Considérant que les taux de cotisation ont diminué à 12 reprises entre 2000 et 2008, il y a une réelle marge de manœuvre pour une hausse des taux afin de financer les bonifications au régime. On paie aujourd’hui 1,83$ par tranche de 100$ alors que le taux était de 2,40$ en 1983 et 3,07$ en 1994.

« La pinte de lait, elle, a quoi, triplé depuis 1983?, ironise Pierre Céré. En 2012, à peine 46% des chômeurs ont droit à des prestations d’assurance-emploi pour lesquelles ils ont pourtant cotisé. »

La question du rapatriement pourrait également être source de débats au sein du caucus québécois du NPD, où elle est, par certains, considérée en quelque sorte comme un bri de la solidarité ouvrière à l’échelle nationale, ou de l’unité nationale, c’est selon.

« Je n’ai rien contre le fait que le NPD travaille à améliorer le régime d’assurance-emploi de son côté. Ce que je dis, c’est qu’après 30 ans d’efforts et de luttes, nous sommes convaincus que le Québec doit être le maître d’œuvre de ce programme. »

À son avis, c’est une erreur de taxer le projet de la sorte, surtout que le point de départ, c’est la protection des travailleurs. « Après tout, le rapatriement de pouvoirs pour mettre en place le Régime québécois d’assurance parentale était-il une menace? »

Il ajoute par ailleurs que le Québec a bien souvent été seul sur la ligne de front quand venait le temps de faire bataille pour l’amélioration du régime d’assurance-emploi.

Il ne fait aucun doute, selon lui, que les travailleurs saisonniers et le Québec sont directement visés par cette réforme « brutale » concoctée par les conservateurs.
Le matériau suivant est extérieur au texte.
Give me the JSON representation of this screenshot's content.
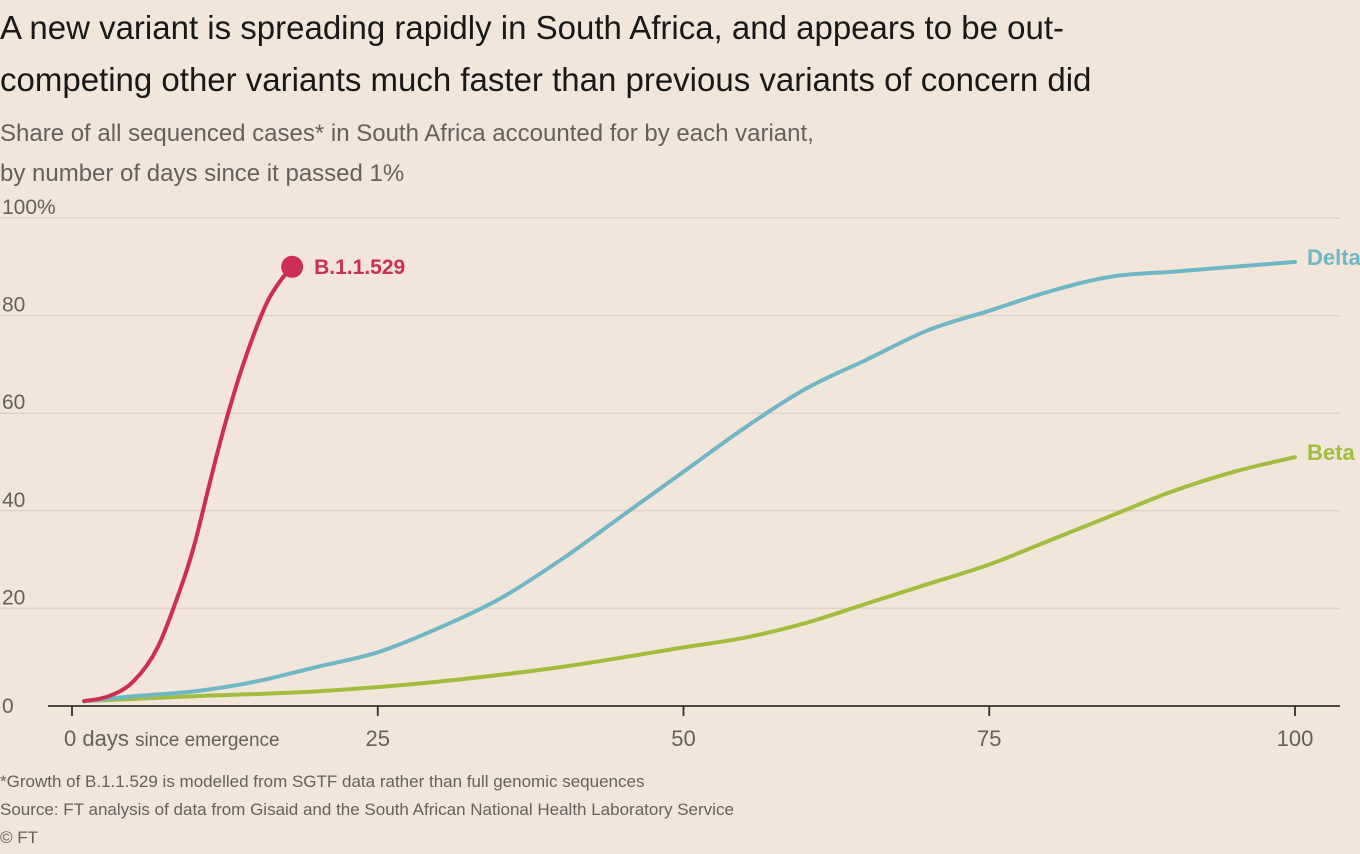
{
  "title": "A new variant is spreading rapidly in South Africa, and appears to be out-\ncompeting other variants much faster than previous variants of concern did",
  "subtitle": "Share of all sequenced cases* in South Africa accounted for by each variant,\nby number of days since it passed 1%",
  "footnote": "*Growth of B.1.1.529 is modelled from SGTF data rather than full genomic sequences",
  "source": "Source: FT analysis of data from Gisaid and the South African National Health Laboratory Service",
  "credit": "© FT",
  "colors": {
    "background": "#f2e6da",
    "grid": "#e0d3c6",
    "axis": "#33302e",
    "b11529": "#cc2e54",
    "delta": "#6fb7c6",
    "beta": "#a2bc3e"
  },
  "chart_data": {
    "type": "line",
    "x_tick_labels": [
      "0 days since emergence",
      "25",
      "50",
      "75",
      "100"
    ],
    "x_ticks": [
      0,
      25,
      50,
      75,
      100
    ],
    "xlim": [
      0,
      100
    ],
    "y_tick_labels": [
      "100%",
      "80",
      "60",
      "40",
      "20",
      "0"
    ],
    "y_ticks": [
      100,
      80,
      60,
      40,
      20,
      0
    ],
    "ylim": [
      0,
      100
    ],
    "grid": true,
    "series": [
      {
        "name": "B.1.1.529",
        "color": "#cc2e54",
        "end_marker": true,
        "x": [
          1,
          3,
          5,
          7,
          9,
          10,
          11,
          12,
          13,
          14,
          15,
          16,
          17,
          18
        ],
        "y": [
          1,
          2,
          5,
          12,
          25,
          33,
          43,
          53,
          62,
          70,
          77,
          83,
          87,
          90
        ]
      },
      {
        "name": "Delta",
        "color": "#6fb7c6",
        "end_marker": false,
        "x": [
          1,
          5,
          10,
          15,
          20,
          25,
          30,
          35,
          40,
          45,
          50,
          55,
          60,
          65,
          70,
          75,
          80,
          85,
          90,
          95,
          100
        ],
        "y": [
          1,
          2,
          3,
          5,
          8,
          11,
          16,
          22,
          30,
          39,
          48,
          57,
          65,
          71,
          77,
          81,
          85,
          88,
          89,
          90,
          91
        ]
      },
      {
        "name": "Beta",
        "color": "#a2bc3e",
        "end_marker": false,
        "x": [
          1,
          10,
          20,
          30,
          40,
          50,
          55,
          60,
          65,
          70,
          75,
          80,
          85,
          90,
          95,
          100
        ],
        "y": [
          1,
          2,
          3,
          5,
          8,
          12,
          14,
          17,
          21,
          25,
          29,
          34,
          39,
          44,
          48,
          51
        ]
      }
    ]
  }
}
27% des demandes de prestations d’assurance-emploi à travers le Canada proviennent de travailleurs saisonniers. De ce nombre, 40% proviennent du Québec, qui ne représente pourtant que 22% de la population canadienne.

L’assemblée publique du CNC à Montréal aura lieu le 18 octobre, 19 heures, au Centre St-Pierre.